Überblick
Ein Assessment ist eine strukturierte Bewertung eines definierten Gegenstands anhand festgelegter Kriterien. Es schafft Transparenz über den aktuellen Zustand, identifiziert Abweichungen und unterstützt die Priorisierung von Maßnahmen.
Aussagekraft und Belastbarkeit hängen von Kriterien, Scope, Bewertungsmethode, Nachweisen und Unabhängigkeit der Bewertung ab. Ein Self-Assessment liefert Orientierung. Ein unabhängiges Readiness- oder Gap-Assessment kann eine bevorstehende Prüfung vorbereiten. Ein Assessment ersetzt nicht automatisch ein Audit oder eine Zertifizierung.

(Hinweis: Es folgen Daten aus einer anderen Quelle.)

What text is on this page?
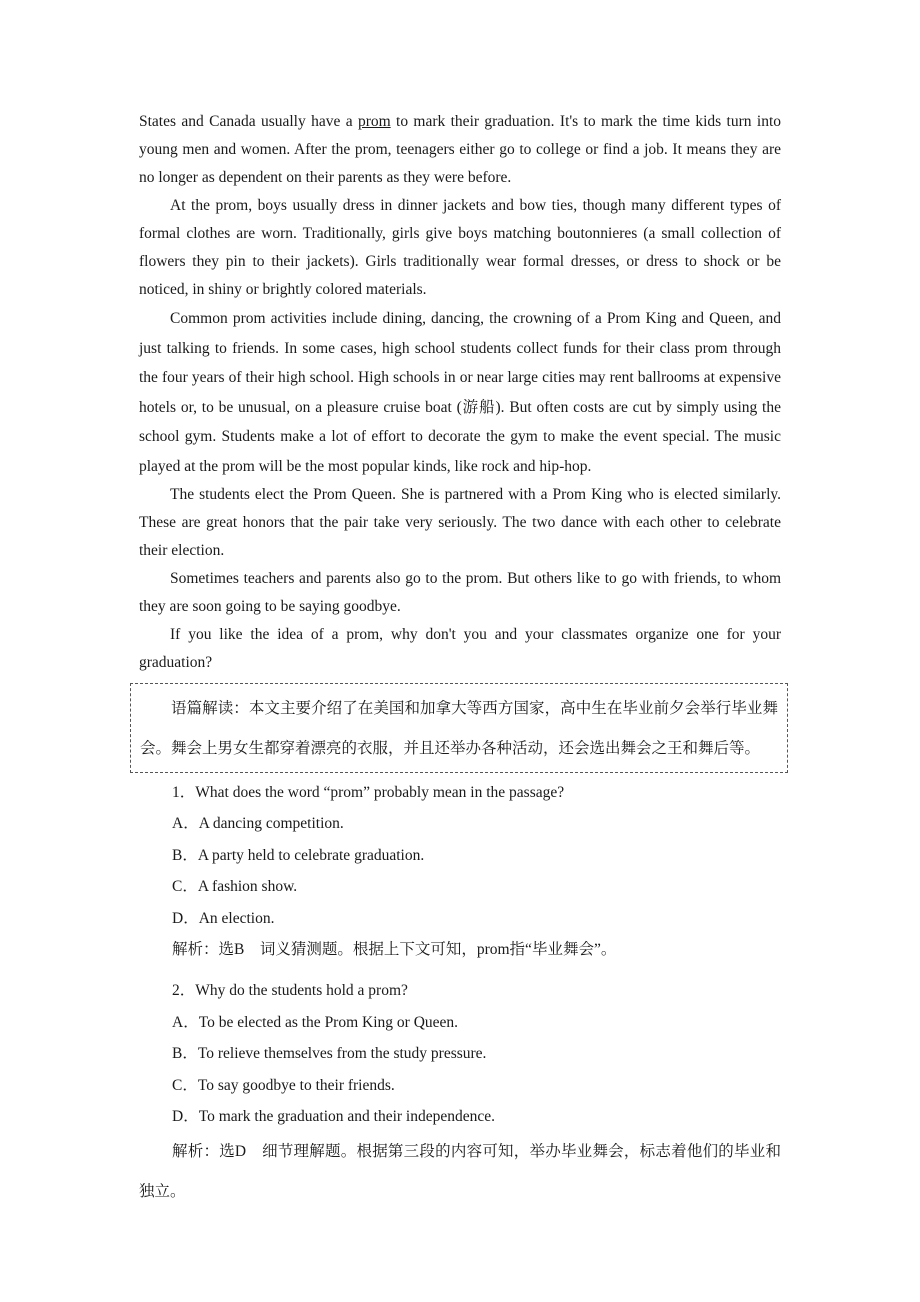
States and Canada usually have a prom to mark their graduation. It's to mark the time kids turn into young men and women. After the prom, teenagers either go to college or find a job. It means they are no longer as dependent on their parents as they were before.

At the prom, boys usually dress in dinner jackets and bow ties, though many different types of formal clothes are worn. Traditionally, girls give boys matching boutonnieres (a small collection of flowers they pin to their jackets). Girls traditionally wear formal dresses, or dress to shock or be noticed, in shiny or brightly colored materials.

Common prom activities include dining, dancing, the crowning of a Prom King and Queen, and just talking to friends. In some cases, high school students collect funds for their class prom through the four years of their high school. High schools in or near large cities may rent ballrooms at expensive hotels or, to be unusual, on a pleasure cruise boat (游船). But often costs are cut by simply using the school gym. Students make a lot of effort to decorate the gym to make the event special. The music played at the prom will be the most popular kinds, like rock and hip-hop.

The students elect the Prom Queen. She is partnered with a Prom King who is elected similarly. These are great honors that the pair take very seriously. The two dance with each other to celebrate their election.

Sometimes teachers and parents also go to the prom. But others like to go with friends, to whom they are soon going to be saying goodbye.

If you like the idea of a prom, why don't you and your classmates organize one for your graduation?

语篇解读：本文主要介绍了在美国和加拿大等西方国家，高中生在毕业前夕会举行毕业舞会。舞会上男女生都穿着漂亮的衣服，并且还举办各种活动，还会选出舞会之王和舞后等。

1．What does the word “prom” probably mean in the passage?

A．A dancing competition.

B．A party held to celebrate graduation.

C．A fashion show.

D．An election.

解析：选B　词义猜测题。根据上下文可知，prom指“毕业舞会”。

2．Why do the students hold a prom?

A．To be elected as the Prom King or Queen.

B．To relieve themselves from the study pressure.

C．To say goodbye to their friends.

D．To mark the graduation and their independence.

解析：选D　细节理解题。根据第三段的内容可知，举办毕业舞会，标志着他们的毕业和独立。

Welche Ziele verfolgt ein Assessment?
Standort bestimmen
Aktuellen Zustand gegenüber einem Zielbild oder Kriterienkatalog einordnen.
Lücken erkennen
Fehlende, unvollständige oder unwirksame Maßnahmen sichtbar machen.
Prioritäten setzen
Handlungsfelder nach Risiko, Relevanz und Aufwand ordnen.
Fortschritt messen
Wiederholbare Bewertungen zeigen Entwicklung und Restbedarf.
Assessment-Arten
| Typ | Typischer Zweck | Charakter |
|---|---|---|
| Self-Assessment | Erste Standortbestimmung durch die Organisation | Schnell, abhängig von Kenntnis und Objektivität der Auskunft |
| Gap Assessment | Abweichungen zu einem definierten Zielbild erkennen | Detaillierte Lückenanalyse |
| Readiness Assessment | Vorbereitung auf Audit, Zertifizierung oder Kundenprüfung | Prüfungsnah, ohne formale Konformitätsentscheidung |
| Maturity Assessment | Fähigkeiten und Prozessreife bewerten | Stufenmodell und Entwicklungsorientierung |
| Supplier Assessment | Lieferantenrisiken und Nachweise bewerten | Vertragliche und risikobasierte Kriterien |
| Technical Assessment | Technische Konfigurationen und Kontrollen prüfen | Messungen, Tests und technische Nachweise |
Methodik und Bewertungsqualität
Ein belastbares Assessment trennt Kriterien, Nachweise, Bewertung und Schlussfolgerung. Es dokumentiert Scope, Annahmen, Bewertungsmaßstab und Grenzen.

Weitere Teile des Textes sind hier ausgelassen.